Oracle’s big data lead explains the difference between ‘good hard’ and ‘bad hard’ as well as the future ethics of AI and machine learning
The combination of cloud, Internet of Things (IoT) and big data analytics is seen as a pillar of digital transformation, but the final part of that equation is still proving difficult, at least in Oracle’s eyes.
Ian Sharp, lead data scientist at Oracle, told Big Data World in London that even before many organisation are ready to process the enormous amount of data generated by the IoT, they are struggling to make sense of existing sources.
“Big data is proving harder for us than previously thought,” he explained, differentiating between ‘bad hard’ and ‘good hard’.
Good v Bad Big Data
The former, he said, was when organisations were finding it difficult to gain insights – either because of cultural or technological issues – and were scrapping projects before they bore fruit because of expense.
The assumption that big data projects yield immediate results makes people who sign off the cheques impatient.
‘Good hard’, Sharp said, was when you were able to process the data but making the best use of it was the challenge.
“The challenge is getting the data into the system and getting it to work that is so great,” he concluded. “[Organisations are] hamstrung by trying to get it to work before it can.”
This where Sharp said Oracle could come in, helping deliver the platforms that allow data scientists to gain insights. He said he wasn’t ‘anti do-it-yourself’ but believed that by taking away some of the ‘bad hard’, companies could focus on ‘good hard’.
Sharp cited Oracle’s work with CERN, which process 15GB worth of daily log files a day and Perform’s Opta, which provides football statistics to broadcasters and governing bodies, as examples of customers who are now at the good hard stage because they have different challenges.
Next for analytics
Sharp said he has worked in the fields of machine learning, data science and business intelligence for years – long before the term Big Data was coined – and that the next step was data ethics as well as the ability to recognise emotion in audio and video.

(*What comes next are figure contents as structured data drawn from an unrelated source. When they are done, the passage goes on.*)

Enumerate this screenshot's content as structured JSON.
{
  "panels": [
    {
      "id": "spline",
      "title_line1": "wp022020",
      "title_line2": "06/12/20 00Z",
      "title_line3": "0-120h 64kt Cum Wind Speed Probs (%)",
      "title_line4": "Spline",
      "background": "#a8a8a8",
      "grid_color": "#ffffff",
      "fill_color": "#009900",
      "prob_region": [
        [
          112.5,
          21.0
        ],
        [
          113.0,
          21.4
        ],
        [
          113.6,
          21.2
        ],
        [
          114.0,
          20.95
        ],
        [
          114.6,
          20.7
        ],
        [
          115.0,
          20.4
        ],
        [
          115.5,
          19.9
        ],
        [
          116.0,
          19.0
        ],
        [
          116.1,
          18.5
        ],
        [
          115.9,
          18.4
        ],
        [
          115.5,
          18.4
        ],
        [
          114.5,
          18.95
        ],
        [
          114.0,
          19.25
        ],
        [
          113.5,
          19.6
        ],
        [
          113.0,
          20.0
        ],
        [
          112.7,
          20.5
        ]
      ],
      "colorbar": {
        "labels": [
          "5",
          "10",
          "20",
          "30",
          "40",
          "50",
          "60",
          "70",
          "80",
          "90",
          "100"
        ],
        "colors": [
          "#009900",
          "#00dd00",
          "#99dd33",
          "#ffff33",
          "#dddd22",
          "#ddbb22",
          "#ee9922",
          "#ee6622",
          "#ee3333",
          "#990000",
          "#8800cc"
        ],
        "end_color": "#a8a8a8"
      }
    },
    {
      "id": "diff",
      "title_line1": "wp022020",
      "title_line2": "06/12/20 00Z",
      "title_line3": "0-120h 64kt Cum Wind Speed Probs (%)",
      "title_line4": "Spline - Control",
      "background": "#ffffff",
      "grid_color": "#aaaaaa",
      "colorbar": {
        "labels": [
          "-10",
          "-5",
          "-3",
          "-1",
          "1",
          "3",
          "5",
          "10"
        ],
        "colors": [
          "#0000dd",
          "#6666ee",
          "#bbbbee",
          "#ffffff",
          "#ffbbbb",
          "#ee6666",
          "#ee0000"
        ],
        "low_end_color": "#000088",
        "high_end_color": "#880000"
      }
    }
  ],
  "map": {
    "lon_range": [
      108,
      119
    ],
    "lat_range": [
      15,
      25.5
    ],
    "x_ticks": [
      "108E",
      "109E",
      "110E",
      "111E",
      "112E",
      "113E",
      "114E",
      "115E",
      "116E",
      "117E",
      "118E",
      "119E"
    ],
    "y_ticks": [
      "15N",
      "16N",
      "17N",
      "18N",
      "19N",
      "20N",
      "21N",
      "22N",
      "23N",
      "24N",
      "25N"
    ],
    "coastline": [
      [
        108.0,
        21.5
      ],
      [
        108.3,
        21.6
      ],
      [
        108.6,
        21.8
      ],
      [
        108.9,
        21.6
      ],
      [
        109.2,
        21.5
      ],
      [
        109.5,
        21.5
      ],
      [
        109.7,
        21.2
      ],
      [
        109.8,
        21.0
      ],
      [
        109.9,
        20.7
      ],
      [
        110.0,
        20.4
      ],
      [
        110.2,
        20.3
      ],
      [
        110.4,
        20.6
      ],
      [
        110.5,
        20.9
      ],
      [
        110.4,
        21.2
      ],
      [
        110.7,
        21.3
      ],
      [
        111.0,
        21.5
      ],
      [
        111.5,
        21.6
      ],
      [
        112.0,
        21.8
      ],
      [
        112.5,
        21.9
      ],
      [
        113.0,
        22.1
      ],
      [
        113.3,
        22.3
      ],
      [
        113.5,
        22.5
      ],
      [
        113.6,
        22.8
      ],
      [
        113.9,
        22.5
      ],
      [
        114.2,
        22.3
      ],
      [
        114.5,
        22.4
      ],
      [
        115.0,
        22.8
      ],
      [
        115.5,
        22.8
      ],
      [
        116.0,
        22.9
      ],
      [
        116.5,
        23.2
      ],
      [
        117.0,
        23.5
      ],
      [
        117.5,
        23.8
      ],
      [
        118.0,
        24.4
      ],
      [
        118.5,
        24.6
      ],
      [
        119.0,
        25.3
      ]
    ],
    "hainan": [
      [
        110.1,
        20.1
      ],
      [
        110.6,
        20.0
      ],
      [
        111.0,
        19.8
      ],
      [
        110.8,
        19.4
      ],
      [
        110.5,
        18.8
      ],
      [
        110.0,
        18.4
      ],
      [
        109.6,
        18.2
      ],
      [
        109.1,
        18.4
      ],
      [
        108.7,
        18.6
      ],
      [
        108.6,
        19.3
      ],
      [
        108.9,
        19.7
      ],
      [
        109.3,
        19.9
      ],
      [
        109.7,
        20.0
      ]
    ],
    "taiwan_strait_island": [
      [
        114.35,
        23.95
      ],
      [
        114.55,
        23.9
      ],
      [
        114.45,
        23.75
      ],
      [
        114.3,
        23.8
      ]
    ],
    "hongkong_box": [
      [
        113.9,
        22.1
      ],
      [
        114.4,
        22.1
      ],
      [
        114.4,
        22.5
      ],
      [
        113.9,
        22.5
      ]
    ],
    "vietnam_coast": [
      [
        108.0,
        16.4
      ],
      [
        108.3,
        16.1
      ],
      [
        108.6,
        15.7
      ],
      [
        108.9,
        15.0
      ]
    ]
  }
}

He even suggested we could one day even tell if someone is being boring.
“The thing we all talk about is the rise of cognitive services, deep learning and potential use of robots,” he elaborated.
“My personal view is that audio tech is much further ahead than visual, at least in the mainstream. We can identify the speaker fairly easily [using frequencies]. Video stuff is a bit further behind.”
Sharp also noted the limitations of some machine learning systems. He used Microsoft’s controversial ‘celebslikeme’ as an example, claiming that submitting a picture of Leonard DiCaprio did not return an image of the actor himself but someone else.
“[Microsoft CEO] Satya Nadella talks about democratising AI and [Oracle founder] Larry Ellison says every technology since fire has been used for good and bad,” he said. “It’s about finding the right, ethical user cases.”